个人用深度学习代码模板:模型训练框架、数据处理、绘图等(待更新)
模型训练基本框架
import random
import numpy as np
import matplotlib.pyplot as plt
import torch
import torch.nn as nn
import torch.nn.functional as F
import torchvision
from torchvision import transforms, datasets
from torch.utils.data import Dataset, DataLoader
目录
1 设置超参数
# 固定随机种子
def random_seeds(seed=3407):
random.seed(seed)
np.random.seed(seed)
torch.manual_seed(seed)
torch.cuda.manual_seed(seed)
random_seeds()
batch_size = 32
num_workers = 2
learning_rate = 0.01
momentum = 0.9
device = torch.device("cuda" if torch.cuda.is_available() else "cpu")
num_epochs = 100
display_iter = 50
snapshot_iter = 20
2 数据处理
2.1 划分数据
csv文件(trainLabels.csv)中存储了各标签
import collections
import math
import os
import shutil
def read_csv_labels(filename):
"""读取csv文件中的标签,返回一个字典"""
with open(filename, 'r') as f:
lines = f.readline()[1:] # 跳过文件头行(列名)
tokens = [line.rstrip().split(',') for line in lines]
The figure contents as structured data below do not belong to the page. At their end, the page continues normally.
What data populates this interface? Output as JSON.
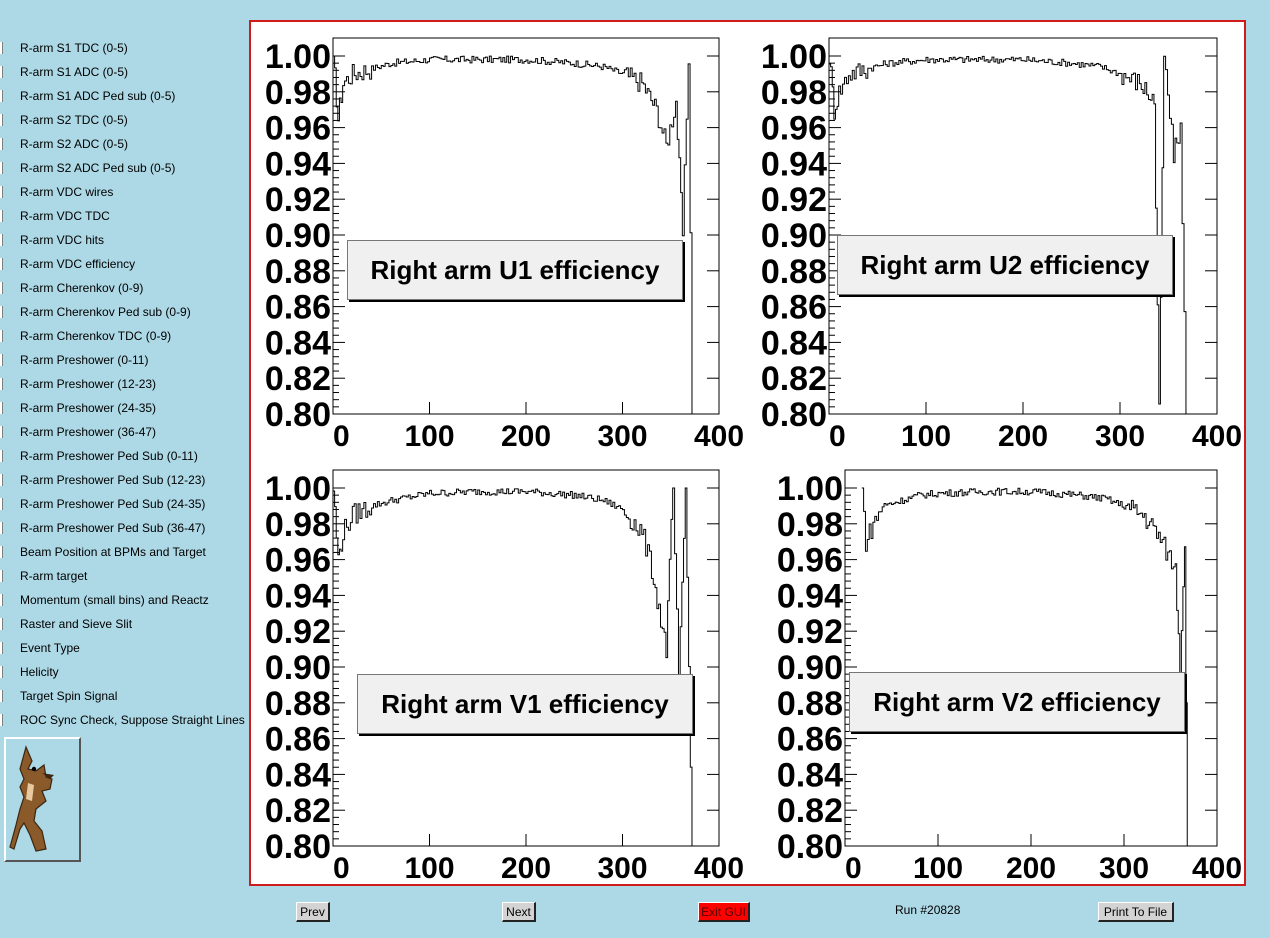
{
  "sidebar": {
    "items": [
      "R-arm S1 TDC (0-5)",
      "R-arm S1 ADC (0-5)",
      "R-arm S1 ADC Ped sub (0-5)",
      "R-arm S2 TDC (0-5)",
      "R-arm S2 ADC (0-5)",
      "R-arm S2 ADC Ped sub (0-5)",
      "R-arm VDC wires",
      "R-arm VDC TDC",
      "R-arm VDC hits",
      "R-arm VDC efficiency",
      "R-arm Cherenkov (0-9)",
      "R-arm Cherenkov Ped sub (0-9)",
      "R-arm Cherenkov TDC (0-9)",
      "R-arm Preshower (0-11)",
      "R-arm Preshower (12-23)",
      "R-arm Preshower (24-35)",
      "R-arm Preshower (36-47)",
      "R-arm Preshower Ped Sub (0-11)",
      "R-arm Preshower Ped Sub (12-23)",
      "R-arm Preshower Ped Sub (24-35)",
      "R-arm Preshower Ped Sub (36-47)",
      "Beam Position at BPMs and Target",
      "R-arm target",
      "Momentum (small bins) and Reactz",
      "Raster and Sieve Slit",
      "Event Type",
      "Helicity",
      "Target Spin Signal",
      "ROC Sync Check, Suppose Straight Lines"
    ],
    "logo_icon": "coyote-mascot-icon"
  },
  "buttons": {
    "prev": "Prev",
    "next": "Next",
    "exit": "Exit GUI",
    "print": "Print To File"
  },
  "run_label": "Run #20828",
  "colors": {
    "background": "#add8e6",
    "canvas_border": "#d11a1a",
    "exit_button": "#ff0000"
  },
  "chart_data": [
    {
      "type": "line",
      "title": "Right arm U1 efficiency",
      "xlim": [
        0,
        400
      ],
      "ylim": [
        0.8,
        1.0
      ],
      "xticks": [
        "0",
        "100",
        "200",
        "300",
        "400"
      ],
      "yticks": [
        "0.80",
        "0.82",
        "0.84",
        "0.86",
        "0.88",
        "0.90",
        "0.92",
        "0.94",
        "0.96",
        "0.98",
        "1.00"
      ],
      "x": [
        0,
        5,
        10,
        20,
        40,
        60,
        80,
        100,
        150,
        200,
        250,
        280,
        300,
        320,
        335,
        345,
        355,
        362,
        368,
        372
      ],
      "y": [
        1.0,
        0.965,
        0.985,
        0.99,
        0.993,
        0.996,
        0.997,
        0.998,
        0.998,
        0.998,
        0.996,
        0.994,
        0.99,
        0.985,
        0.97,
        0.95,
        0.975,
        0.9,
        1.0,
        0.8
      ]
    },
    {
      "type": "line",
      "title": "Right arm U2 efficiency",
      "xlim": [
        0,
        400
      ],
      "ylim": [
        0.8,
        1.0
      ],
      "xticks": [
        "0",
        "100",
        "200",
        "300",
        "400"
      ],
      "yticks": [
        "0.80",
        "0.82",
        "0.84",
        "0.86",
        "0.88",
        "0.90",
        "0.92",
        "0.94",
        "0.96",
        "0.98",
        "1.00"
      ],
      "x": [
        0,
        5,
        10,
        20,
        40,
        60,
        80,
        100,
        150,
        200,
        250,
        280,
        300,
        320,
        335,
        340,
        345,
        355,
        362,
        368
      ],
      "y": [
        1.0,
        0.97,
        0.98,
        0.99,
        0.993,
        0.996,
        0.997,
        0.998,
        0.998,
        0.998,
        0.996,
        0.994,
        0.99,
        0.985,
        0.975,
        0.8,
        1.0,
        0.945,
        0.96,
        0.8
      ]
    },
    {
      "type": "line",
      "title": "Right arm V1 efficiency",
      "xlim": [
        0,
        400
      ],
      "ylim": [
        0.8,
        1.0
      ],
      "xticks": [
        "0",
        "100",
        "200",
        "300",
        "400"
      ],
      "yticks": [
        "0.80",
        "0.82",
        "0.84",
        "0.86",
        "0.88",
        "0.90",
        "0.92",
        "0.94",
        "0.96",
        "0.98",
        "1.00"
      ],
      "x": [
        0,
        5,
        10,
        20,
        40,
        60,
        80,
        100,
        150,
        200,
        250,
        280,
        300,
        320,
        330,
        345,
        352,
        358,
        365,
        372
      ],
      "y": [
        1.0,
        0.96,
        0.975,
        0.985,
        0.99,
        0.993,
        0.995,
        0.997,
        0.998,
        0.998,
        0.996,
        0.993,
        0.988,
        0.975,
        0.955,
        0.91,
        1.0,
        0.89,
        1.0,
        0.8
      ]
    },
    {
      "type": "line",
      "title": "Right arm V2 efficiency",
      "xlim": [
        0,
        400
      ],
      "ylim": [
        0.8,
        1.0
      ],
      "xticks": [
        "0",
        "100",
        "200",
        "300",
        "400"
      ],
      "yticks": [
        "0.80",
        "0.82",
        "0.84",
        "0.86",
        "0.88",
        "0.90",
        "0.92",
        "0.94",
        "0.96",
        "0.98",
        "1.00"
      ],
      "x": [
        18,
        22,
        30,
        40,
        60,
        80,
        100,
        150,
        200,
        250,
        280,
        300,
        320,
        335,
        345,
        355,
        360,
        365,
        368
      ],
      "y": [
        1.0,
        0.97,
        0.98,
        0.99,
        0.993,
        0.996,
        0.997,
        0.998,
        0.998,
        0.996,
        0.994,
        0.99,
        0.985,
        0.975,
        0.965,
        0.955,
        0.9,
        0.97,
        0.8
      ]
    }
  ]
}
return dict(((name, label) for name, label in tokens))
def copyfile(filename, target_dir):
"""将⽂件复制到⽬标⽬录"""
os.makedirs(target_dir, exist_ok=True)
shutil.copy(filename, target_dir)
def reorg_train_valid(data_dir, labels, valid_ratio):
"""将验证集从原始的训练集中拆分出来"""
n = collections.Counter(labels.values()).most_common()[-1][1] # 训练数据集中样本最少的类别中的样本数
n_valid_per_label = max(1, math.floor(n * valid_ratio)) # 验证集中每个类别的样本数
label_count = {}
for train_file in os.listdir(os.path.join(data_dir, "train")):
label = labels[train_file.split('.')[0]]
filename = os.path.join(data_dir, "train", train_file)
copyfile(filename, os.path.join(data_dir, "train_valid_test", "train_valid", label))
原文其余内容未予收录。